Toute cette thématique du voyage dans le temps pour modifier un futur autoritariste laisse gorger la série dans une ambiance très cyberpunk. L’écrivain américain Bruce Sterling a dit : « le courant cyberpunk provient d’un univers où le dingue d’informatique et le rocker se rejoignent, d’un bouillon de culture où les tortillements des chaînes génétiques s’imbriquent. » Mouvement artistique fondé par William Gibson et issu de la contreculture des années 1980, le courant cyberpunk se distingue par des récits dystopiques (càd, contre-utopiques) et contestataires, mettant le plus souvent en scène un futur proche avec une société technologiquement avancée (surtout les technologies de l’information et la cybernétique), mais contrôlée par un système totalitaire niant toute liberté aux individus.

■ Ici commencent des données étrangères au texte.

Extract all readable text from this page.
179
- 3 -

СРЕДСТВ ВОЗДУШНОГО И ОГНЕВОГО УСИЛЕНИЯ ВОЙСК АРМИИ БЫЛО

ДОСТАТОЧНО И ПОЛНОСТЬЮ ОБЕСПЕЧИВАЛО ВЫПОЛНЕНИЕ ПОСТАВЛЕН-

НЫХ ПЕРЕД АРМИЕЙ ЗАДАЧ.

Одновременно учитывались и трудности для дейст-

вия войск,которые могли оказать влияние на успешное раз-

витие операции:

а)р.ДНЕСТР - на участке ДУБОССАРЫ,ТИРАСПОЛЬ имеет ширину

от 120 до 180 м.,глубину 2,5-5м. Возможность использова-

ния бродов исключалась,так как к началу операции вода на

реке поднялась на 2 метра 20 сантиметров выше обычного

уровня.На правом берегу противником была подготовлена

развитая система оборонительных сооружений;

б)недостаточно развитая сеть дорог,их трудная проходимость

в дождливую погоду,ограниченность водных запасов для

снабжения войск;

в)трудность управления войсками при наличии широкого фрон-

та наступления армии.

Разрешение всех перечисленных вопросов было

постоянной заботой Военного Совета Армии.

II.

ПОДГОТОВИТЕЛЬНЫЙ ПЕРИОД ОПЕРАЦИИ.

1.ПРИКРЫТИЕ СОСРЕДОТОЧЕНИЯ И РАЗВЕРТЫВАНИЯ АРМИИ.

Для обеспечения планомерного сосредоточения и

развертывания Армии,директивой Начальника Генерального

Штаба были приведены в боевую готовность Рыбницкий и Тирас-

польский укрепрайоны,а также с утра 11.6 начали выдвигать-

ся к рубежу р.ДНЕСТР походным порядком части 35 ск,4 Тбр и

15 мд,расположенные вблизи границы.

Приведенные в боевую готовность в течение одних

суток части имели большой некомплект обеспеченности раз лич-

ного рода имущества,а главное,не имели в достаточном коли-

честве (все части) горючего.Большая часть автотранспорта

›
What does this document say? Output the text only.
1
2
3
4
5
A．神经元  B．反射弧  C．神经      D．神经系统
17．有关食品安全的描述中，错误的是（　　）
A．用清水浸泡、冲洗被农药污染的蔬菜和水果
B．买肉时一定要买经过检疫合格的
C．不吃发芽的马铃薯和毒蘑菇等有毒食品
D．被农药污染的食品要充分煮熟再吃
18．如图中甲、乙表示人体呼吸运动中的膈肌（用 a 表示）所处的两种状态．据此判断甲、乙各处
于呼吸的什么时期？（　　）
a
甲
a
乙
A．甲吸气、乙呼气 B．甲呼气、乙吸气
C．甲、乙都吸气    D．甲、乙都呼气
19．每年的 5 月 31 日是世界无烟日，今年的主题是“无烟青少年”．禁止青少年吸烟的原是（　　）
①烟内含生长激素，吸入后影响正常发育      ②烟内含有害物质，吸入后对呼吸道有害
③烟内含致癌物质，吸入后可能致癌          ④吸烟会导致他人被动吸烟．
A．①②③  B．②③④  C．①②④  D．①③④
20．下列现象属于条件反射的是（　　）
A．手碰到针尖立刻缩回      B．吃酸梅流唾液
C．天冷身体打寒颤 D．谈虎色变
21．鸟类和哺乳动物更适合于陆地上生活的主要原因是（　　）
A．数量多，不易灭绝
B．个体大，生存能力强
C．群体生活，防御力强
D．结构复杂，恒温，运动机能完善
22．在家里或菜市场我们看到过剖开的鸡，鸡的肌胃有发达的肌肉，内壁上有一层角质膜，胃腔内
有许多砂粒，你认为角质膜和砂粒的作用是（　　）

Ainsi, Continuum se concentre sur huit personnes débarquant en 2012, sept d’entre elles ont pour mission de corriger le passé afin d’empêcher, suite à la crise financière, la mise en place d'un pouvoir oppressif établi par de grands groupes financiers. L'idée de fonder le scénario sur notre situation géopolitique et cette utilisation d’une mythologie cyberpunk simplifiée permet au spectateur de s'immerger plus facilement dans l’univers de la série.

Mais le genre artistique suppose aussi l’adaptation à l’écran de thèmes et de stéréotypes. Si certaines de ces thématiques sont abordées dans la saison 1, le reste sera sans doute traité dans la deuxième saison. Pour l’instant, nous pouvons approximativement répondre à certaines questions : voyager dans le temps signifie-t-il pour autant changer le cours de l’histoire ? Ou tout est-il déjà écrit ? Qui a envoyé Kagame dans le passé ? Et quel est le rôle exact de Julian, le demi-frère d’Alec ?

Quelques questions restent tout de même en suspens et c’est au spectateur d’en chercher les réponses : Pourquoi a-t-on envoyé Kagame dans le passé ? Pour changer le futur ? Ou pour justement le préserver ? Y a-t-il d’autres voyageurs du temps comme Kiera et les Liber8 ? et qui est le mystérieux M. Escher qui vient en aide à Kiera pour maintenir sa couverture en place ?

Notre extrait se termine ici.